Salvatori Rinaldi, bomber campionessa d’Italia

10 Maggio 2017

La 26enne punta di Pineto protagonista nella Fiorentina Women’s che sabato ha vinto lo scudetto

In attesa che il movimento femminile decolli, l’Abruzzo si gode una campionessa d’Italia: Deborah Salvatori Rinaldi, centravanti della Fiorentina Women’s Fc che sabato scorso, davanti a settemila spettatori al Franchi, ha vinto per la prima volta lo scudetto.
E la 26enne attaccante di Pineto ha dato il suo contributo con sette gol in campionato e otto in coppa Italia. «Sto vivendo un’emozione grandissima, ancora oggi, a distanza di giorni dal trionfo, non si parla che di noi a Firenze», il racconto della studentessa universitaria con la passione per il calcio. Una passione trasmessa dal padre e dallo zio. Il padre, Rodolfo, ha fatto il settore giovanile nel Pescara e poi ha proseguito la carriera tra i dilettanti; lo zio, invece, è Giuseppe Palazzese indimenticato centrocampista del Giulianova e fratello della mamma Barbara. «Io sono nata con una pallonata», racconta Deborah, «ero nel pancione di mamma e mio cugino tirò il pallone contro mia mamma, la quale poi fu costretta ad anticipare la fine della gravidanza».
La Salvatori Rinaldi da sei anni è a Firenze, prima ha vissuto a Verona e a Trento. I primi calci li ha dati nel Pineto. «Ho fatto gli Esordienti e un anno di Giovanissimi con gli allenatori Di Marco e Criscuolo. Lungi da me l’idea di un futuro da calciatrice. Però, un giorno venne al campo un dirigente del Roseto Girls, che militava in serie A2, e mi aprì il mondo».
Da qui il passaggio a Roseto. «Il destino ha voluto che esordissi (a 14 anni, ndr) in A2 a Firenze e segnai anche un gol», racconta divertita.

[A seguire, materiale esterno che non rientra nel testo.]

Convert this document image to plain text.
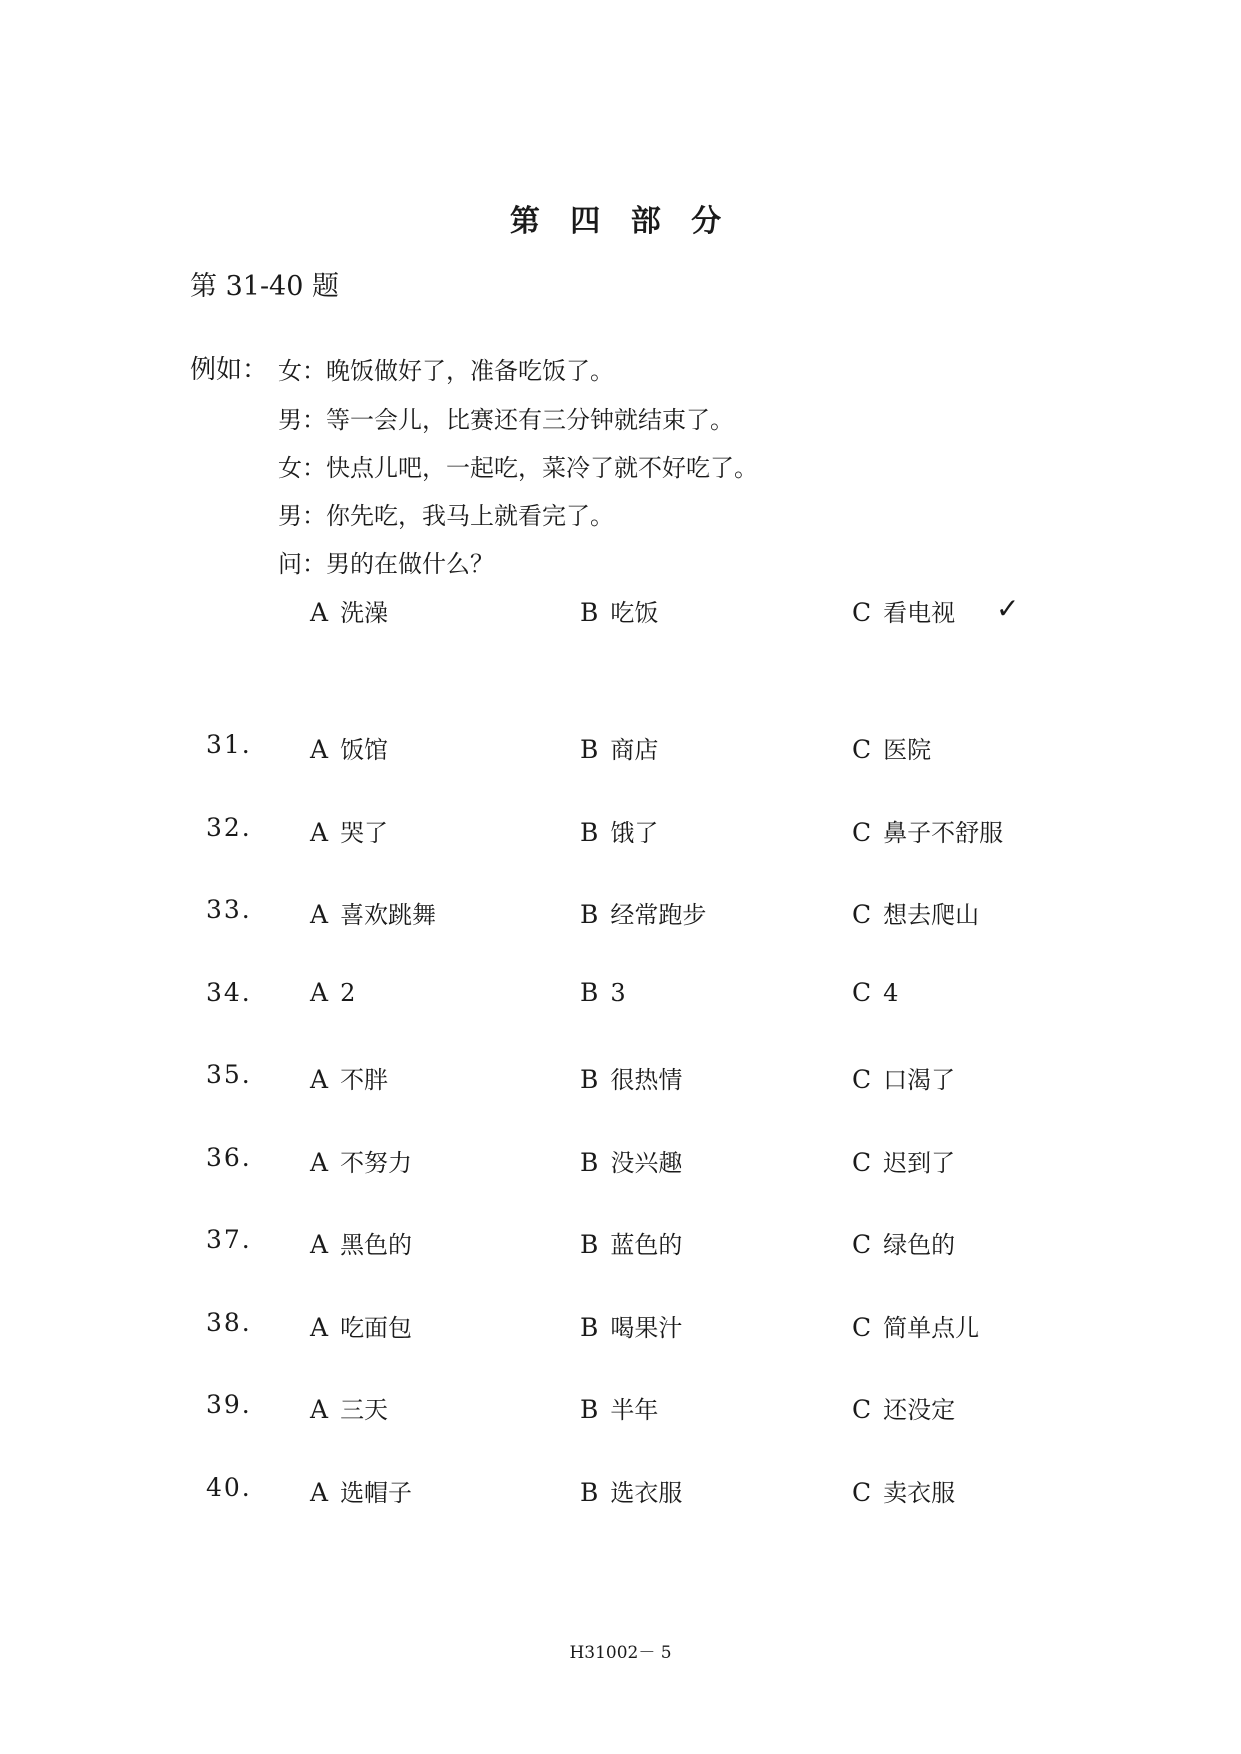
第 四 部 分
第 31-40 题
例如： 女：晚饭做好了，准备吃饭了。
男：等一会儿，比赛还有三分钟就结束了。
女：快点儿吧，一起吃，菜冷了就不好吃了。
男：你先吃，我马上就看完了。
问：男的在做什么？
A 洗澡	B 吃饭	C 看电视 ✓
31. A 饭馆	B 商店	C 医院
32. A 哭了	B 饿了	C 鼻子不舒服
33. A 喜欢跳舞	B 经常跑步	C 想去爬山
34. A 2	B 3	C 4
35. A 不胖	B 很热情	C 口渴了
36. A 不努力	B 没兴趣	C 迟到了
37. A 黑色的	B 蓝色的	C 绿色的
38. A 吃面包	B 喝果汁	C 简单点儿
39. A 三天	B 半年	C 还没定
40. A 选帽子	B 选衣服	C 卖衣服
H31002－ 5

Due anni a Roseto e poi al Picenum, in serie B. A 18 anni il salto al Bardolino Verona, campione d’Italia, dove però ha giocato poco, debuttando però in Champions League. Da Verona a Bolzano al SudTirol. «Vivevo a Trento dove ho finito il Liceo Artistico», ricorda Deborah che poi si è trasferita a Firenze. Era la stagione 2010-2011.
«Sono abruzzese orgogliosa di esserlo, ma mi sento un po’ fiorentina di adozione. Vivo qui da sei anni, mi sono integrata nella città. Ho conseguito la laurea triennale in Design e sto svolgendo la specializzazione biennale». Un’esperienza anche negli States: «Per tre anni ho giocato nel Ac Seattle nel campionato Wpsl che si svolge nei due mesi estivi di giungo e luglio, a Seattle appunto. Vincendo il primo anno l'evergreen cup e siamo andate a fare le finali (poi perse) a Sacramento (California).
Studio e calcio. «Non ci sono ingaggi, ma solo rimborsi. Niente a che vedere con il calcio maschile, tanto per intenderci». Però… «Però, da un paio d’anni quando la Fiorentina dei Della Valle ha acquisito la società di calcio femminile è cambiato tutto. C’è maggiore professionalità, a tal punto da sfiorare il professionismo. Cinque-sei allenamenti settimanali, partenza per le trasferte sin dal venerdì e quant’altro. C’è grande organizzazione che ha permesso di far emergere le qualità tecniche e caratteriali di un gruppo fantastico di cui sono onorata di far parte».
La famiglia cerca di esserle vicina. «Sabato erano tutti al Franchi, anche zio Giuseppe. Una soddisfazione grandissima». E un futuro tutto da scrivere. «Sarebbe bello proseguire questa avventura qui, vediamo…».
165 centimetri di altezza per 58 kg di peso; attaccante centrale a cui piace attaccare gli spazi e dotato di un buon stacco di testa. Con uno scudetto in bacheca e un futuro tutto da scrivere.